Cuento del sábado: El Universo depara sorpresas

El universo depara sorpresas





Ese día estaba bastante inspirado, por eso, decidí poner unas palabras con el teclado.
    Luego de una corta frase que ahora no recuerdo, junto a una coma, sin querer, apreté mayúscula. Grande fue mi sorpresa cuando vi el resultado: una “,” Mayúscula ¡Pero mi asombro no terminó ahí! Llevado por el nuevo descubrimiento probé con un signo de interrogación. Esta vez, no salió mayúscula. En cambio, apareció un símbolo cuneiforme mesopotámico. Entonces, entendí que no eran mayúsculas.

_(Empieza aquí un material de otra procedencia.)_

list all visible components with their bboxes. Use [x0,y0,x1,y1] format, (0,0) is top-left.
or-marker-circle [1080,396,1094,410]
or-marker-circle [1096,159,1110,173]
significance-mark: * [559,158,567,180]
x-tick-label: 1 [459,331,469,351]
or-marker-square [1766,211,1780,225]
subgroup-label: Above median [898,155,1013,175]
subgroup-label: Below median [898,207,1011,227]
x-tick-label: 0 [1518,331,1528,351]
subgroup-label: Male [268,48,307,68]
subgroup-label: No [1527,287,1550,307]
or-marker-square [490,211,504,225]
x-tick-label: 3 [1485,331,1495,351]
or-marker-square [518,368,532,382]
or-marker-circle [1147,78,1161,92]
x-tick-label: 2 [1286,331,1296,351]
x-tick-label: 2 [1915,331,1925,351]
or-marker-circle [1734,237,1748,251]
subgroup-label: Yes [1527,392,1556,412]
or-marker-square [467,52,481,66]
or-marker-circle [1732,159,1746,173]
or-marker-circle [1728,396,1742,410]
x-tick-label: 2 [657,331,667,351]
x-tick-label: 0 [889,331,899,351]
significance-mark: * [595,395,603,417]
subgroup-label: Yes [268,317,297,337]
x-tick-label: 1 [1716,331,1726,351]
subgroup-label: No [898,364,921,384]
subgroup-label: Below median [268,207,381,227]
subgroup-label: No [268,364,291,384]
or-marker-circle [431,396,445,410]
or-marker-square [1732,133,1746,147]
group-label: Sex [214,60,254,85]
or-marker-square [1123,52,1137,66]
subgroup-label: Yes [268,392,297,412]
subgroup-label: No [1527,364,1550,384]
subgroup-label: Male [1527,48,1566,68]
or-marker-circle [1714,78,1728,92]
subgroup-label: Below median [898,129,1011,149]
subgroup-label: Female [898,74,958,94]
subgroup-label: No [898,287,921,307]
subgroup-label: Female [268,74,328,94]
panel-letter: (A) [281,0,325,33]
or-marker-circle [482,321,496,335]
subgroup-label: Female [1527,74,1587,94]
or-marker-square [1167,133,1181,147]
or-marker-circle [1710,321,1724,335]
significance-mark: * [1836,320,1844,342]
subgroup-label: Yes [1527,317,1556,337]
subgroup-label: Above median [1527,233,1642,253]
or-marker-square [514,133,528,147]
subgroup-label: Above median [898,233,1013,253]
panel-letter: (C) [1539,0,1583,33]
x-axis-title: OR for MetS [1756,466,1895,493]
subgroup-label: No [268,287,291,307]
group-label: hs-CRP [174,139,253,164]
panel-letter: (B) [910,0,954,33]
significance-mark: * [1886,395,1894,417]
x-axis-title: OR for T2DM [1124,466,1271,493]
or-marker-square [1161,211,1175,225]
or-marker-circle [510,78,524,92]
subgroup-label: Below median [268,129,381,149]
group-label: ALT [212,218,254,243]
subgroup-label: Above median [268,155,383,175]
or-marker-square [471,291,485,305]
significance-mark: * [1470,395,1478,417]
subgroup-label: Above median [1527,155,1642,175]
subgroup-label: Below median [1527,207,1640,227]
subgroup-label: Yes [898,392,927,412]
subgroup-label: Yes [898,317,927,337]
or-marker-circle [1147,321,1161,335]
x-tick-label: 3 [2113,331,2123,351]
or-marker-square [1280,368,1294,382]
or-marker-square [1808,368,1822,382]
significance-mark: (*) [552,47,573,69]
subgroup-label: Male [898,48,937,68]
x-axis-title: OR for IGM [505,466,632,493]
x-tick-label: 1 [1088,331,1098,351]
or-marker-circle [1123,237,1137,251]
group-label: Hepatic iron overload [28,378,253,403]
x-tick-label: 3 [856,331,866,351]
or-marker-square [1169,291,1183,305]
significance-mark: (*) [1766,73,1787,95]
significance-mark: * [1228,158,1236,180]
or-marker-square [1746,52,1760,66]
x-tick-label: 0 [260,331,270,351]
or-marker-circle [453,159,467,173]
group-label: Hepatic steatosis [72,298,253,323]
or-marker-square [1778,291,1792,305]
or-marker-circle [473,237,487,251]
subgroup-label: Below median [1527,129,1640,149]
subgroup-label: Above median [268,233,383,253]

    “Algo debe de estar pasando con el teclado,” pensé mientras tiraba letras al papel virtual y más letras sumerias salían. También descubrí que, si apretaba dos veces una letra, aparecía un nuevo significado, distinto del primero. Los símbolos representaban: “A”, ondas de agua,  “B”, beber y también buey, “C”, cebada y también cabeza, “D”, doméstico y hombre, “I” ir, “P” pez, “M” montaña, “T” Tierra y territorio, “V”, mujer. Como sólo tenía que poner la letra y salía en este idioma, al final aprendí a escribir un poco de sumerio. Luego, lo único que tuve que hacer fue aprender cómo se relacionaban los símbolos.
    Soy traductor de idiomas mesopotámicos, y nadie sabe mi secreto.